Ghibran berusaha menahan emosinya. "Bisakah anda keluar dan memberi penjelasan kepada mereka?" tanya Ghibran. Sekali lagi berusaha membujuk mereka. "Sekali lagi saya mengatakan jika saya akan bertanggung jawab jika terjadi kericuhan."

***

Satria mendekati dua Mahasiswa yang tengah berteduh dibawah pohon sambil mengerjakan beberapa tugas. Ia duduk dihadapan dua mahasiswa tersebut. Menatap tulisan-tulisan yang ada di atas kertas putih bergaris itu.

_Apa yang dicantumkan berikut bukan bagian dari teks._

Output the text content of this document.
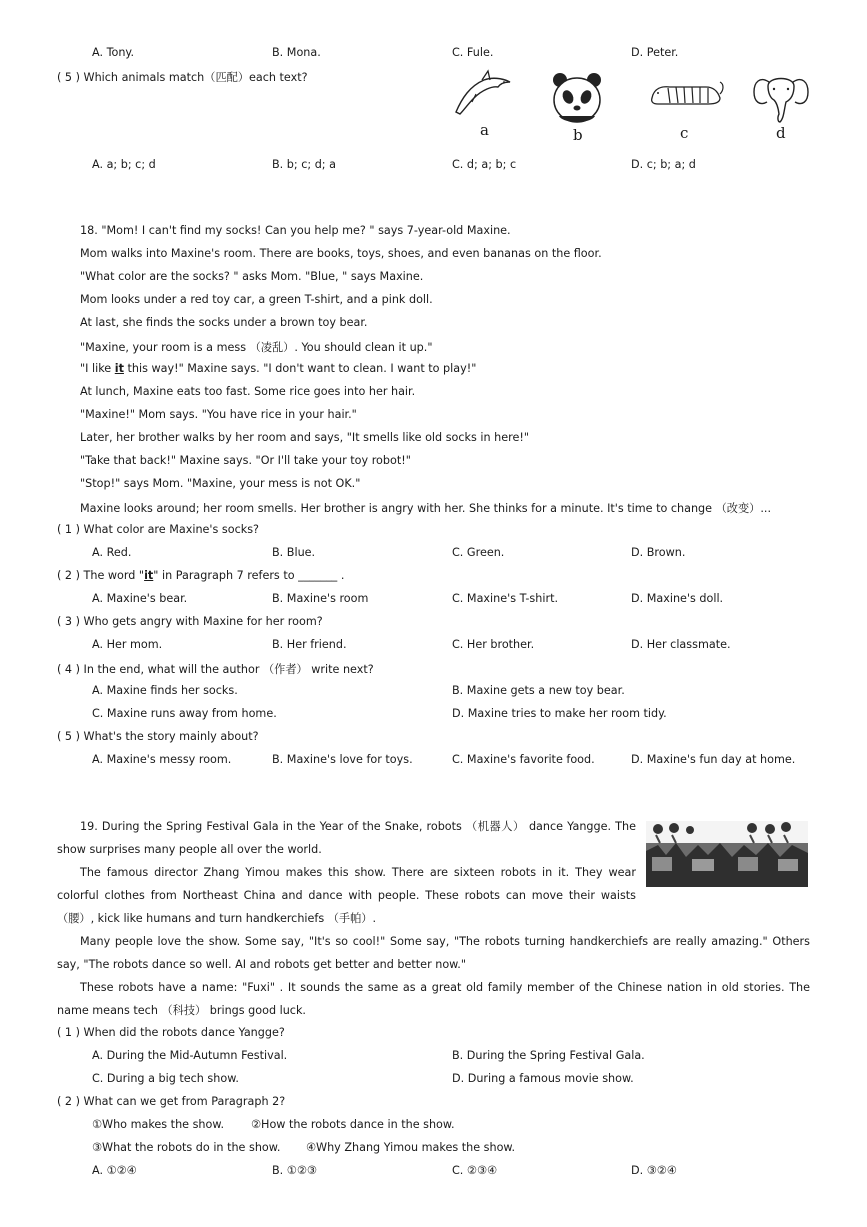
A. Tony.	B. Mona.	C. Fule.	D. Peter.
( 5 ) Which animals match（匹配）each text?
a	b	c	d
A. a; b; c; d	B. b; c; d; a	C. d; a; b; c	D. c; b; a; d
18. "Mom! I can't find my socks! Can you help me? " says 7-year-old Maxine.
Mom walks into Maxine's room. There are books, toys, shoes, and even bananas on the floor.
"What color are the socks? " asks Mom. "Blue, " says Maxine.
Mom looks under a red toy car, a green T-shirt, and a pink doll.
At last, she finds the socks under a brown toy bear.
"Maxine, your room is a mess （凌乱）. You should clean it up."
"I like it this way!" Maxine says. "I don't want to clean. I want to play!"
At lunch, Maxine eats too fast. Some rice goes into her hair.
"Maxine!" Mom says. "You have rice in your hair."
Later, her brother walks by her room and says, "It smells like old socks in here!"
"Take that back!" Maxine says. "Or I'll take your toy robot!"
"Stop!" says Mom. "Maxine, your mess is not OK."
Maxine looks around; her room smells. Her brother is angry with her. She thinks for a minute. It's time to change （改变）...
( 1 ) What color are Maxine's socks?
A. Red.	B. Blue.	C. Green.	D. Brown.
( 2 ) The word "it" in Paragraph 7 refers to _______ .
A. Maxine's bear.	B. Maxine's room	C. Maxine's T-shirt.	D. Maxine's doll.
( 3 ) Who gets angry with Maxine for her room?
A. Her mom.	B. Her friend.	C. Her brother.	D. Her classmate.
( 4 ) In the end, what will the author （作者） write next?
A. Maxine finds her socks.	B. Maxine gets a new toy bear.
C. Maxine runs away from home.	D. Maxine tries to make her room tidy.
( 5 ) What's the story mainly about?
A. Maxine's messy room.	B. Maxine's love for toys.	C. Maxine's favorite food.	D. Maxine's fun day at home.

19. During the Spring Festival Gala in the Year of the Snake, robots （机器人） dance Yangge. The show surprises many people all over the world.

The famous director Zhang Yimou makes this show. There are sixteen robots in it. They wear colorful clothes from Northeast China and dance with people. These robots can move their waists （腰）, kick like humans and turn handkerchiefs （手帕）.

Many people love the show. Some say, "It's so cool!" Some say, "The robots turning handkerchiefs are really amazing." Others say, "The robots dance so well. AI and robots get better and better now."

These robots have a name: "Fuxi" . It sounds the same as a great old family member of the Chinese nation in old stories. The name means tech （科技） brings good luck.

( 1 ) When did the robots dance Yangge?
A. During the Mid-Autumn Festival.	B. During the Spring Festival Gala.
C. During a big tech show.	D. During a famous movie show.
( 2 ) What can we get from Paragraph 2?
①Who makes the show. ②How the robots dance in the show.
③What the robots do in the show. ④Why Zhang Yimou makes the show.
A. ①②④	B. ①②③	C. ②③④	D. ③②④
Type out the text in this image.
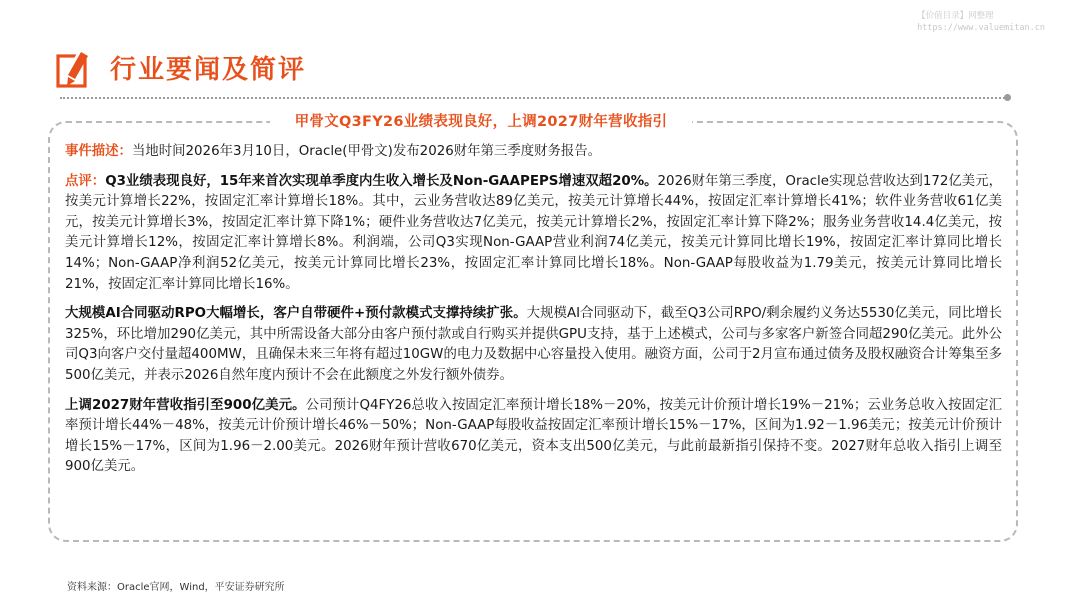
【价值目录】网整理
https://www.valuemitan.cn
行业要闻及简评
甲骨文Q3FY26业绩表现良好，上调2027财年营收指引

事件描述：当地时间2026年3月10日，Oracle(甲骨文)发布2026财年第三季度财务报告。

点评：Q3业绩表现良好，15年来首次实现单季度内生收入增长及Non-GAAPEPS增速双超20%。2026财年第三季度，Oracle实现总营收达到172亿美元，按美元计算增长22%，按固定汇率计算增长18%。其中，云业务营收达89亿美元，按美元计算增长44%，按固定汇率计算增长41%；软件业务营收61亿美元，按美元计算增长3%，按固定汇率计算下降1%；硬件业务营收达7亿美元，按美元计算增长2%，按固定汇率计算下降2%；服务业务营收14.4亿美元，按美元计算增长12%，按固定汇率计算增长8%。利润端，公司Q3实现Non-GAAP营业利润74亿美元，按美元计算同比增长19%，按固定汇率计算同比增长14%；Non-GAAP净利润52亿美元，按美元计算同比增长23%，按固定汇率计算同比增长18%。Non-GAAP每股收益为1.79美元，按美元计算同比增长21%，按固定汇率计算同比增长16%。

大规模AI合同驱动RPO大幅增长，客户自带硬件+预付款模式支撑持续扩张。大规模AI合同驱动下，截至Q3公司RPO/剩余履约义务达5530亿美元，同比增长325%，环比增加290亿美元，其中所需设备大部分由客户预付款或自行购买并提供GPU支持，基于上述模式，公司与多家客户新签合同超290亿美元。此外公司Q3向客户交付量超400MW，且确保未来三年将有超过10GW的电力及数据中心容量投入使用。融资方面，公司于2月宣布通过债务及股权融资合计筹集至多500亿美元，并表示2026自然年度内预计不会在此额度之外发行额外债券。

上调2027财年营收指引至900亿美元。公司预计Q4FY26总收入按固定汇率预计增长18%－20%，按美元计价预计增长19%－21%；云业务总收入按固定汇率预计增长44%－48%，按美元计价预计增长46%－50%；Non-GAAP每股收益按固定汇率预计增长15%－17%，区间为1.92－1.96美元；按美元计价预计增长15%－17%，区间为1.96－2.00美元。2026财年预计营收670亿美元，资本支出500亿美元，与此前最新指引保持不变。2027财年总收入指引上调至900亿美元。

资料来源：Oracle官网，Wind，平安证券研究所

"Bagus, kalian masih ingat dengan kewajiban kalian sebagai Mahasiswa." kata Satria.

Ben dan Dayat terkejut melihat kehadiran Satria. Mereka berdua baru menyadari kehadiran Satria.

"Astaga, Pak. Kaget kami.!" kata Dayat

Satria hanya menanggapi perkataan Dayat dengan senyuman menawan nya. Menyerahkan dua botol air mineral kepada mereka. "Kalian haus kan?" kata Satria, "Minum dulu." perintah Satria lagi.

"Wiih, Terima kasih Pak!" kata Ben, menerima air mineral tersebut dan meminumnya. Diikuti oleh Dayat.

"Pak tentara."panggil Ben.

Satria menatap Ben yang sepertinya belum menyelesaikan perkataannya. "—Bagaimana rasanya jadi tentara, pak?." pertanyaan yang sering di dengar olehnya.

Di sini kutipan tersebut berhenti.